Huffington Post: UK Telegraph v. The New Yorker
I’m over at the Huffington Post today, blogging about the recent spate of “20 under 40” lists which include The New Yorker, the UK Telegraph and Dzanc Books. You can read the full post here. For now, an excerpt:
Is it really true that the trend is changing for female American novelists? In an article titled ‘How Old Can A Young Writer Be?,'(NYT Books, June 9, 2010), Sam Tanenhaus hammers home the so-called “essential truth about fiction writers… they often compose their best and most lasting work when they are young.” The giants Tanenhaus mentions include Ishiguro, Flaubert, Thomas Mann, Tolstoy, Proust, Fitzgerals, Kafka, Melville, Faulkner, Mailer, Updike, Pynchon and, of course, Hemingway.
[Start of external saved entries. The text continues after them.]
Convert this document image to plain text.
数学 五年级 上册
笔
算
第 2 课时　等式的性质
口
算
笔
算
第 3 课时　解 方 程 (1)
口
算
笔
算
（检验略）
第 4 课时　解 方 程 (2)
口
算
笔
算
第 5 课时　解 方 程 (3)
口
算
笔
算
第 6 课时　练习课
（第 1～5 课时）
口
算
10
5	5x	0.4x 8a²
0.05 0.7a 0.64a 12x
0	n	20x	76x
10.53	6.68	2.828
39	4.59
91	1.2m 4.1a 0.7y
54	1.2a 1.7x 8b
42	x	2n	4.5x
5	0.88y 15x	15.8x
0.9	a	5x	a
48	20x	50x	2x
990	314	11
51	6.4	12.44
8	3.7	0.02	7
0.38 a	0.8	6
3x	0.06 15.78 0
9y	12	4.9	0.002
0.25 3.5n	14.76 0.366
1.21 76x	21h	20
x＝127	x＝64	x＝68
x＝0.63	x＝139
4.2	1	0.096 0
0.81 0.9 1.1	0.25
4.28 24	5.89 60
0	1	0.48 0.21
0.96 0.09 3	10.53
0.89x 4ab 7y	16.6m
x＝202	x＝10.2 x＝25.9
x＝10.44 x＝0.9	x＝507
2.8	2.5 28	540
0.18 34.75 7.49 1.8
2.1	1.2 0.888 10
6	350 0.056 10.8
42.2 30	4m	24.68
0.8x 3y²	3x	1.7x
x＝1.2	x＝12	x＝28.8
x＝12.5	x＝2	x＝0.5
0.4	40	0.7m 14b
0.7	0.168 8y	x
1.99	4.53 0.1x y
There is one woman in this list: Joyce Carol Oates. Those writers who matured into even greater novelists, according to Tanenhaus, include Joseph Conrad, Henry James, Don DeLillo and Virginia Wolf. I wonder if it occurred to Tanenhaus that the entire notion of producing not simply works of fiction — for, in truth, it is simpler — but entire cohesive family units and, hopefully, spiritually and physically nourished children within amply supported communities and schools, all of which has fallen predominantly upon the shoulders of women rather than men, might get in the way of women writers? His list alone ought to have given him a clue as to why most women produce their best work in later years. It has been said that raising children is like being pecked to death by chickens. I wonder how many of these male writers could truly produce great works of literature while undergoing death by chickens. I’m just saying.